Payors LOVE the fact that this is a SMALL trial. All these big trials are completely missing the mark because the Numbers Needed to Treat (NNT) are just too big and so all a Payor sees is a massive financial liability. If RVX can show a 30% decrease in MACE in 2 years that would be incredibly efficient.
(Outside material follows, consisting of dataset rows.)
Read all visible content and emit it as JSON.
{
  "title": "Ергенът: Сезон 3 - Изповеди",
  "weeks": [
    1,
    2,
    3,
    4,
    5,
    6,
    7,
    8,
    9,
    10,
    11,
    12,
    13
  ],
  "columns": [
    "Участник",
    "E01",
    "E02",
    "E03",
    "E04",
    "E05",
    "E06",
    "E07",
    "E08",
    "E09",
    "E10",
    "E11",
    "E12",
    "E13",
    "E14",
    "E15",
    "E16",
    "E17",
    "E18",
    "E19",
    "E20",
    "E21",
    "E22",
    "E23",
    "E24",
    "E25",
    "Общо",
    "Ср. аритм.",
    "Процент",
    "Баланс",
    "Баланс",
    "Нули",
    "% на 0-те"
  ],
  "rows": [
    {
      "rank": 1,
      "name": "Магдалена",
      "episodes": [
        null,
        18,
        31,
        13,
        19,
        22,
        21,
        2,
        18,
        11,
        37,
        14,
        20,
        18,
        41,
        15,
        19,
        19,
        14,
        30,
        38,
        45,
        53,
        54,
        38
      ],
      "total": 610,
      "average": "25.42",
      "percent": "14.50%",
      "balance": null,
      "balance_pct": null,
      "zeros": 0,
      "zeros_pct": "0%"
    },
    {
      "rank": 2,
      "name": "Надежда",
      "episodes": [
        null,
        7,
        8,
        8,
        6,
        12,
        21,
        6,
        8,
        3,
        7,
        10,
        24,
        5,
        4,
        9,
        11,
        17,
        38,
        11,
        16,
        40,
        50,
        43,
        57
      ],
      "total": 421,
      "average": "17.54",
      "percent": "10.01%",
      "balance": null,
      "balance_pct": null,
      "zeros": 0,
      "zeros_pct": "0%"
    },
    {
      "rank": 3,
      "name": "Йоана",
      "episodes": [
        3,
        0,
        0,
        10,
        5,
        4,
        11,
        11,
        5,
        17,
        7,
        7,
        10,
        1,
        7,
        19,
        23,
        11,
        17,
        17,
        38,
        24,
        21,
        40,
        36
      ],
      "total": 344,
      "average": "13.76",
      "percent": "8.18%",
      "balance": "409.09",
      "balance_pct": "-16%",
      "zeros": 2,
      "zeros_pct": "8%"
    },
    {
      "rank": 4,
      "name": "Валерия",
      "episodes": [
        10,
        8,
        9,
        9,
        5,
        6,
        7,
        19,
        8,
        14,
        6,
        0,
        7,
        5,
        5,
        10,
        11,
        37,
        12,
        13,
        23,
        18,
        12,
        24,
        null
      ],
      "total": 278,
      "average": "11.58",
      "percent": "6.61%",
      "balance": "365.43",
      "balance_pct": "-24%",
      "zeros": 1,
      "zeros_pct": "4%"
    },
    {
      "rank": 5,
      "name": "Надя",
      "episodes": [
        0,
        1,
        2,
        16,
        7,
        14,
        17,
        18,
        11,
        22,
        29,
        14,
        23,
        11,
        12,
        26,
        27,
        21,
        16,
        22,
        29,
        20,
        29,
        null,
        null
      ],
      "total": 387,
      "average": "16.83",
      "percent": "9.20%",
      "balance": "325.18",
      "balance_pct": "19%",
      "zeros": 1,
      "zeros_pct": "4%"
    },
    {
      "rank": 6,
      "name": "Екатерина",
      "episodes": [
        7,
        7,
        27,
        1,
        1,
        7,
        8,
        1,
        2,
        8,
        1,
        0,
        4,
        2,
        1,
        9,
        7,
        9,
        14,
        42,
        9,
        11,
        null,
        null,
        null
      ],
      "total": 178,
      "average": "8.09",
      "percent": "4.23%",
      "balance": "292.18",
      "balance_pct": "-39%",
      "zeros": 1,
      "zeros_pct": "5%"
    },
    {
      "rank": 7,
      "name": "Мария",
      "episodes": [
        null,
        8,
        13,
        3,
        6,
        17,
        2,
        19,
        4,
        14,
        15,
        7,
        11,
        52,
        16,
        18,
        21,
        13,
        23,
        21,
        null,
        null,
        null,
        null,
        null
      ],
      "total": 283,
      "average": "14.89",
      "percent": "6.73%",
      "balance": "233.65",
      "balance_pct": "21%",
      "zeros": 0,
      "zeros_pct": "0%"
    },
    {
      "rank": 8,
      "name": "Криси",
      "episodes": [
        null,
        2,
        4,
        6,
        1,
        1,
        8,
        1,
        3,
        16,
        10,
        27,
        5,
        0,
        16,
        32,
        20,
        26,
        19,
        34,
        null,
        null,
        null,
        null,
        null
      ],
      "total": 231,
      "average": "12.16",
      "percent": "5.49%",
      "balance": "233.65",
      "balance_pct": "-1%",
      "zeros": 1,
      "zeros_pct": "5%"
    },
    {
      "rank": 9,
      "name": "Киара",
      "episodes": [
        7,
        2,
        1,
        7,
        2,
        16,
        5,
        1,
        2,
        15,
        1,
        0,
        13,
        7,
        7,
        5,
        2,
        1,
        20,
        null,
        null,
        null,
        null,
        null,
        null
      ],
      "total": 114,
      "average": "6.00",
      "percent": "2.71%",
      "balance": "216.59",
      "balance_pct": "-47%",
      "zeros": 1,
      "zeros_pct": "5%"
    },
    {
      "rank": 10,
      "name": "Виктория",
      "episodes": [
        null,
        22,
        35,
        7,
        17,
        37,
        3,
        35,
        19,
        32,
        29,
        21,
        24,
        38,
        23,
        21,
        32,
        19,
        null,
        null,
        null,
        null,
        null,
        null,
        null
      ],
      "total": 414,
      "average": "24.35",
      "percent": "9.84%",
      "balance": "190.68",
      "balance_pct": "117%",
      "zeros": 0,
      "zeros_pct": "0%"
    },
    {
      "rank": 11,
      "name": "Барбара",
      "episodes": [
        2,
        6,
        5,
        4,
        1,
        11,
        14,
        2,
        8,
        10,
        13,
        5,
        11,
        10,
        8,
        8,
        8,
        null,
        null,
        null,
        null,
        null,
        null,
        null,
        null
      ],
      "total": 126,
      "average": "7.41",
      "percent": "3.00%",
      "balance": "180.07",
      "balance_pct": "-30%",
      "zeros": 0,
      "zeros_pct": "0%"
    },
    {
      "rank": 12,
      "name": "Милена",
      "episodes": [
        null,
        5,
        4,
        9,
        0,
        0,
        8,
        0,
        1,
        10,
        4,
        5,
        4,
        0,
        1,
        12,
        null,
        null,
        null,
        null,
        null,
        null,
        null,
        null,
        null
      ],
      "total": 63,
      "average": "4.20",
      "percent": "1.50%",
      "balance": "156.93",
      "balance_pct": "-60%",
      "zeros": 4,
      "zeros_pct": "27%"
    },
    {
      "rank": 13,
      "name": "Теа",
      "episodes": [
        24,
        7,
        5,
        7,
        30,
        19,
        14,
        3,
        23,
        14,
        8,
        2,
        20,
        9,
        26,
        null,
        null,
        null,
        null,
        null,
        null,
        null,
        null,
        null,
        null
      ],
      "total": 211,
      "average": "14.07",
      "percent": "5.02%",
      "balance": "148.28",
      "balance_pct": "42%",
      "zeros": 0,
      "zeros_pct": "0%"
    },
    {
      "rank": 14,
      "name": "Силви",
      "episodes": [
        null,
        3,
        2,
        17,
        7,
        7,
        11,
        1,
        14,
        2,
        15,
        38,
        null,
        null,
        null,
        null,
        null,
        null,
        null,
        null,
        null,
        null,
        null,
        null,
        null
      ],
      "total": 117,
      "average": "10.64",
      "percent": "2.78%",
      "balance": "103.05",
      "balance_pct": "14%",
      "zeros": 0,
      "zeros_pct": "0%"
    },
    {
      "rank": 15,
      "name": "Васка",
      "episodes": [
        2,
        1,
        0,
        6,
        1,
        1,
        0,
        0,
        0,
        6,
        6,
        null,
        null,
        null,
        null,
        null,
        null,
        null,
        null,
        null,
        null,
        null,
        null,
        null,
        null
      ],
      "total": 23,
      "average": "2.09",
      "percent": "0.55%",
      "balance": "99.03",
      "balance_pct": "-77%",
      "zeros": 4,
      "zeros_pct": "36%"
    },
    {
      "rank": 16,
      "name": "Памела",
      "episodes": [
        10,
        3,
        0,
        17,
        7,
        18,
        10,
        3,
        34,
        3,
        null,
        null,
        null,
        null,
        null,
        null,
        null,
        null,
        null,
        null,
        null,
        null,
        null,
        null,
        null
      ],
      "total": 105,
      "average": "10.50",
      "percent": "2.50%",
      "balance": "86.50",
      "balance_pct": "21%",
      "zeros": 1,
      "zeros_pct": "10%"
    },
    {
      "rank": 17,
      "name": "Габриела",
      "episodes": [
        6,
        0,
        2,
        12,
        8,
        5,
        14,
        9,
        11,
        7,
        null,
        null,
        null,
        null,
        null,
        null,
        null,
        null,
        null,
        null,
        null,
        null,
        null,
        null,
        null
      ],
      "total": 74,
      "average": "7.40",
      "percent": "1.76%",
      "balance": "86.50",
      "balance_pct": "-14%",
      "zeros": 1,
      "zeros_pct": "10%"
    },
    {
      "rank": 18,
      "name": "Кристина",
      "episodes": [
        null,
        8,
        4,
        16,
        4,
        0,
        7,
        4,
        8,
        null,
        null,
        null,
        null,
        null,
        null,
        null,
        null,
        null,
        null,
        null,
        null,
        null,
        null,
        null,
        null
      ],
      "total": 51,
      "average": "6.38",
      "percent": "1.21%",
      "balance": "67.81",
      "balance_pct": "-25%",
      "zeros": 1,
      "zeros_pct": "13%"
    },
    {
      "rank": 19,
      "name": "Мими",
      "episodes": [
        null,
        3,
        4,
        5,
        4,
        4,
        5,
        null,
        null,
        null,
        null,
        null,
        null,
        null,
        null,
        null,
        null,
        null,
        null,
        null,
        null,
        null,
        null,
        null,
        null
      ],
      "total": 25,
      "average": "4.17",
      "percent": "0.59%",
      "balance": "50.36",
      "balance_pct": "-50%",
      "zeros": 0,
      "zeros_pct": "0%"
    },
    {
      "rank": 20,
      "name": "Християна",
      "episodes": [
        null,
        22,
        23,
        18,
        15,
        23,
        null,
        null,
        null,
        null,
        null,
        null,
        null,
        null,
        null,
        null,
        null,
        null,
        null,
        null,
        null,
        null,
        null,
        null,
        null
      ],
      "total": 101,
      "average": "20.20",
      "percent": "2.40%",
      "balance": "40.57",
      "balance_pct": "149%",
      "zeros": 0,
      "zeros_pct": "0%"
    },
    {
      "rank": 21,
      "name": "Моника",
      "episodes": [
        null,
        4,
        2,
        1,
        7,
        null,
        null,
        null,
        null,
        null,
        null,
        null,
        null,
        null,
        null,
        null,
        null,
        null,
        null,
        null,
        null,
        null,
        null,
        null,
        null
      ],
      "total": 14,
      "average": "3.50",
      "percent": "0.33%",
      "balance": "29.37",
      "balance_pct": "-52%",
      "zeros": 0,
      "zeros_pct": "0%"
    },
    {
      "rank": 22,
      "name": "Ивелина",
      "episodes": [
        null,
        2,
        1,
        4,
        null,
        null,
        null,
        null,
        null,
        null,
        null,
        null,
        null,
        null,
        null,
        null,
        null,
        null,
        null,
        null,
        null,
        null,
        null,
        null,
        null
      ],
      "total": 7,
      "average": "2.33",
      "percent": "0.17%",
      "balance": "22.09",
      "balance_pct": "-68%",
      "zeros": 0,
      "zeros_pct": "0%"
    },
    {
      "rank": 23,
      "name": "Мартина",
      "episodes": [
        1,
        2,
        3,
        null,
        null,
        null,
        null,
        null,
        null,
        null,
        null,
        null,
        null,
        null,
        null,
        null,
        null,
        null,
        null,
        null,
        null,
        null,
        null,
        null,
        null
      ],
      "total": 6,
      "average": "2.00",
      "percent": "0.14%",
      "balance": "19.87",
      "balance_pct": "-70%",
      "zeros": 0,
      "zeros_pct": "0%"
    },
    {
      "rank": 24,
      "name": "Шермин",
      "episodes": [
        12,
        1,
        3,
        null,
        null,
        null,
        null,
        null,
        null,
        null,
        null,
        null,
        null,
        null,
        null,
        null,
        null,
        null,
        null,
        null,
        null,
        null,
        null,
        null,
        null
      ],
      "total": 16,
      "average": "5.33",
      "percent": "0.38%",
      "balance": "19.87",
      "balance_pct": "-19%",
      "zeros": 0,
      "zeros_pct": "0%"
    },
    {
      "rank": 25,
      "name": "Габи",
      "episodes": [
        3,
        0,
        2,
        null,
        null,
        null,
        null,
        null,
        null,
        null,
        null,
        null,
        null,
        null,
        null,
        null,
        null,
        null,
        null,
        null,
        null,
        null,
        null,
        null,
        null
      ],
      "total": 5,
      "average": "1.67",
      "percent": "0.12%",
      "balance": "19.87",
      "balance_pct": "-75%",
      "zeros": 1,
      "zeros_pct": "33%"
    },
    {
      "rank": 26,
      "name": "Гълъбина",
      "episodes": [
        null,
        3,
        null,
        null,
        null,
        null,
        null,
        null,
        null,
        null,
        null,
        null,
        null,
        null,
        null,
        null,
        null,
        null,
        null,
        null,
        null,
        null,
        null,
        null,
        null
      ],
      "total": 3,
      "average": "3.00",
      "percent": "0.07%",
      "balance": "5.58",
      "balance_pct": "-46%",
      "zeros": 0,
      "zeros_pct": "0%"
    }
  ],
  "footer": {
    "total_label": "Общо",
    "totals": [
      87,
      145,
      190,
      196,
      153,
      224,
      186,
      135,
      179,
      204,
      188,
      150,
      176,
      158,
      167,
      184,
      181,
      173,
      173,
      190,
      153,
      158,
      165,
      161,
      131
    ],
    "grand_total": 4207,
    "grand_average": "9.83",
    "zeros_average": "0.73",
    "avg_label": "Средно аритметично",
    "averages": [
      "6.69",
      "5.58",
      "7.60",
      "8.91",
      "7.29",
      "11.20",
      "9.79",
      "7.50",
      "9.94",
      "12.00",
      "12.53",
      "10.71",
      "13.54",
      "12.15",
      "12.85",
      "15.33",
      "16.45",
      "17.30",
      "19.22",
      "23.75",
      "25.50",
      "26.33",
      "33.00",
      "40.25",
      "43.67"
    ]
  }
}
The Lilly SGLT2 trial was a complete fraud – 30% of the patients weren’t on standard of care, not on statins, not on beta blockers/ACE inhibitors/Pavix etc. If just look at sub-group of patients on SoC then the RRR was only 10% and the P value is insignificant. Look at supplement table in New England Journal of Medicine, pages 48, 66  “Supplement to: Zinman B, Wanner C, Lachin JM, et al. Empagliflozin, cardiovascular outcomes, and mortality in type 2 diabetes. N Engl J Med 2015;373:2117-28. DOI: 10.1056/NEJMoa1504720”.

If BetonMace achieved 25%-30% RRR with NNT of 50 then it would result in attractive payor economics. The Incremental Cost Efficiency Ratio (ICER), which measures how much extra money you need to spend over 1 year to save one event,  would be very interesting. i.e. if a hospital admission costs >$200,000 per patient then an interesting ICER is <$200k. For the big SGLT2 trial which lasted 5 years and had NNTs of 70 that equals 350 patient years to save 1 event, so if cost of drug is $3000/year that results in a ICER of $1m just to save 1 event. It’s NOT economic.

Working back from $200,000 hospital admission cost then a RRR of 30% and NNT of 50 (over ONE year) would support a price of $4000-$5000. If NNT is as low as 30 then Apabetalone could be priced at $6000-$7000 per year.  

Bottom line management think the value of Apabetalone is somewhere between $6bn-$15bn. Current value of company, using fully diluted share count, 30m debt is c.$350m USD. So my PT for RVX is  CAD 8bn – CAD 20bn = CAD 30 – CAD 90 per share. But have to discount by 12% due to Zenith claim on Apabetalone so CAD 26 - CAD 79.